A besta era tal qual o homem havia descrito. A seu lado, haviam dois esqueletos humanos. O que restara dos homens que ela devorara. A besta tinha ódio aos negros e o que salvou o terceiro homem foi, justamente, a devoção à protetora dos negros: N. Sra. do Carmo.
Com um grito cavernoso, a besta pôs-se alerta, perseguindo os presentes e devorando os incautos.
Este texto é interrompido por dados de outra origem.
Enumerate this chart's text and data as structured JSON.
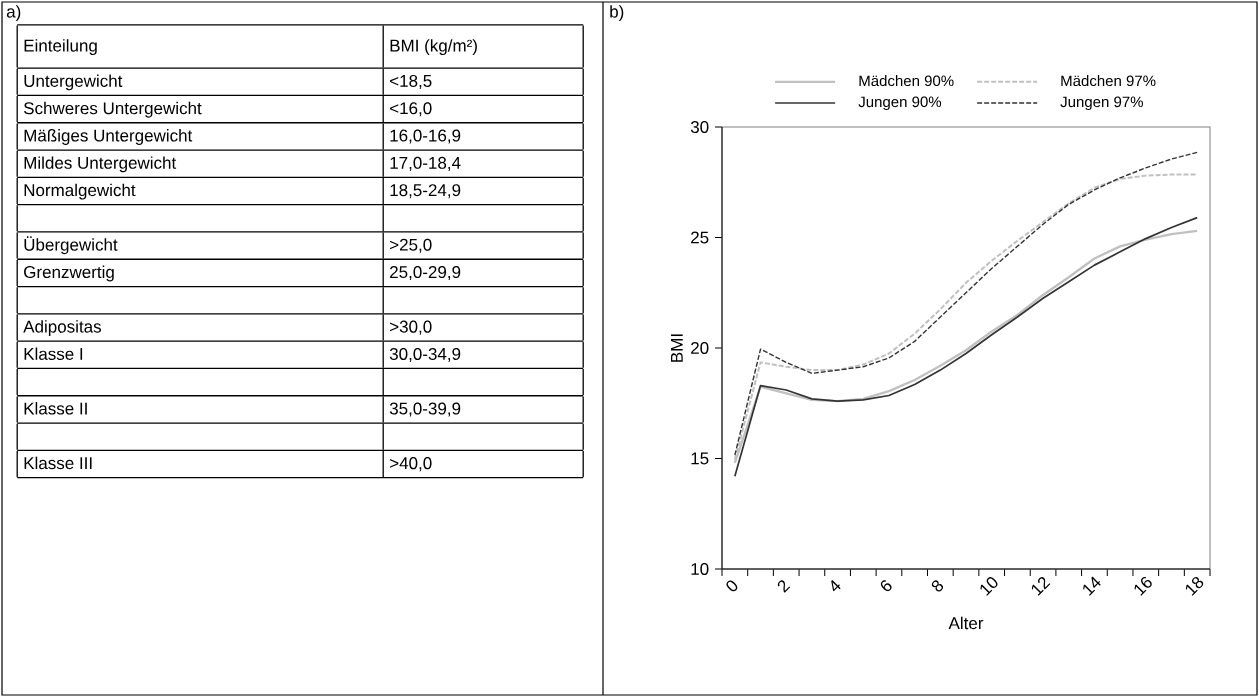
{
  "chart_data": [
    {
      "type": "other",
      "title": "a)",
      "xlabel": "Einteilung",
      "ylabel": "BMI (kg/m²)",
      "categories": [
        "Untergewicht",
        "Schweres Untergewicht",
        "Mäßiges Untergewicht",
        "Mildes Untergewicht",
        "Normalgewicht",
        null,
        "Übergewicht",
        "Grenzwertig",
        null,
        "Adipositas",
        "Klasse I",
        null,
        "Klasse II",
        null,
        "Klasse III"
      ],
      "annotations": [
        "<18,5",
        "<16,0",
        "16,0-16,9",
        "17,0-18,4",
        "18,5-24,9",
        ">25,0",
        "25,0-29,9",
        ">30,0",
        "30,0-34,9",
        "35,0-39,9",
        ">40,0"
      ]
    },
    {
      "type": "line",
      "title": "b)",
      "xlabel": "Alter",
      "ylabel": "BMI",
      "x": [
        0.5,
        1.5,
        2.5,
        3.5,
        4.5,
        5.5,
        6.5,
        7.5,
        8.5,
        9.5,
        10.5,
        11.5,
        12.5,
        13.5,
        14.5,
        15.5,
        16.5,
        17.5,
        18.5
      ],
      "series": [
        {
          "name": "Mädchen 90%",
          "color": "#c0c0c0",
          "line_style": "solid",
          "values": [
            14.8,
            18.25,
            17.95,
            17.65,
            17.6,
            17.7,
            18.05,
            18.55,
            19.2,
            19.9,
            20.75,
            21.5,
            22.4,
            23.2,
            24.05,
            24.6,
            24.9,
            25.15,
            25.3
          ]
        },
        {
          "name": "Mädchen 97%",
          "color": "#c0c0c0",
          "line_style": "dashed",
          "values": [
            14.95,
            19.35,
            19.15,
            19.0,
            19.0,
            19.25,
            19.75,
            20.65,
            21.75,
            22.95,
            23.95,
            24.85,
            25.7,
            26.55,
            27.25,
            27.65,
            27.8,
            27.85,
            27.85
          ]
        },
        {
          "name": "Jungen 90%",
          "color": "#333333",
          "line_style": "solid",
          "values": [
            14.2,
            18.3,
            18.1,
            17.7,
            17.6,
            17.65,
            17.85,
            18.35,
            19.0,
            19.75,
            20.6,
            21.4,
            22.25,
            23.0,
            23.75,
            24.35,
            24.95,
            25.45,
            25.9
          ]
        },
        {
          "name": "Jungen 97%",
          "color": "#333333",
          "line_style": "dashed",
          "values": [
            15.15,
            19.95,
            19.35,
            18.85,
            19.0,
            19.15,
            19.55,
            20.3,
            21.4,
            22.5,
            23.6,
            24.6,
            25.6,
            26.5,
            27.15,
            27.7,
            28.15,
            28.55,
            28.85
          ]
        }
      ],
      "xlim": [
        0,
        19
      ],
      "xticks": [
        0,
        {
          "value": 1,
          "label": null
        },
        2,
        {
          "value": 3,
          "label": null
        },
        4,
        {
          "value": 5,
          "label": null
        },
        6,
        {
          "value": 7,
          "label": null
        },
        8,
        {
          "value": 9,
          "label": null
        },
        10,
        {
          "value": 11,
          "label": null
        },
        12,
        {
          "value": 13,
          "label": null
        },
        14,
        {
          "value": 15,
          "label": null
        },
        16,
        {
          "value": 17,
          "label": null
        },
        18,
        {
          "value": 19,
          "label": null
        }
      ],
      "ylim": [
        10,
        30
      ],
      "yticks": [
        10,
        15,
        20,
        25,
        30
      ],
      "grid": false,
      "legend": "top"
    }
  ]
}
O negro laçou-a com o cordão de São Francisco e arrastou-a para a praça. Com voz tenebrosa, a besta pedia que lhe fizessem justiça. Não teria descanso enquanto pisasse em solo sagrado. A seu pedido, seus membros foram atados a quatro cavalos jovens e fortes que, soltos nos campos, nas quatro direções, estraçalharam-na.
O túmulo foi lacrado, o altar trocado e a Santa Sé baixou um decreto que proibia o enterro no interior das igrejas; salvo se filiado na hierarquia religiosa.
Cipriana terminou com um suspiro ao mesmo tempo em que uma coruja piava na gruta. Os outros correram, assustados, sem tempo de saber se era ou não a besta que voltava.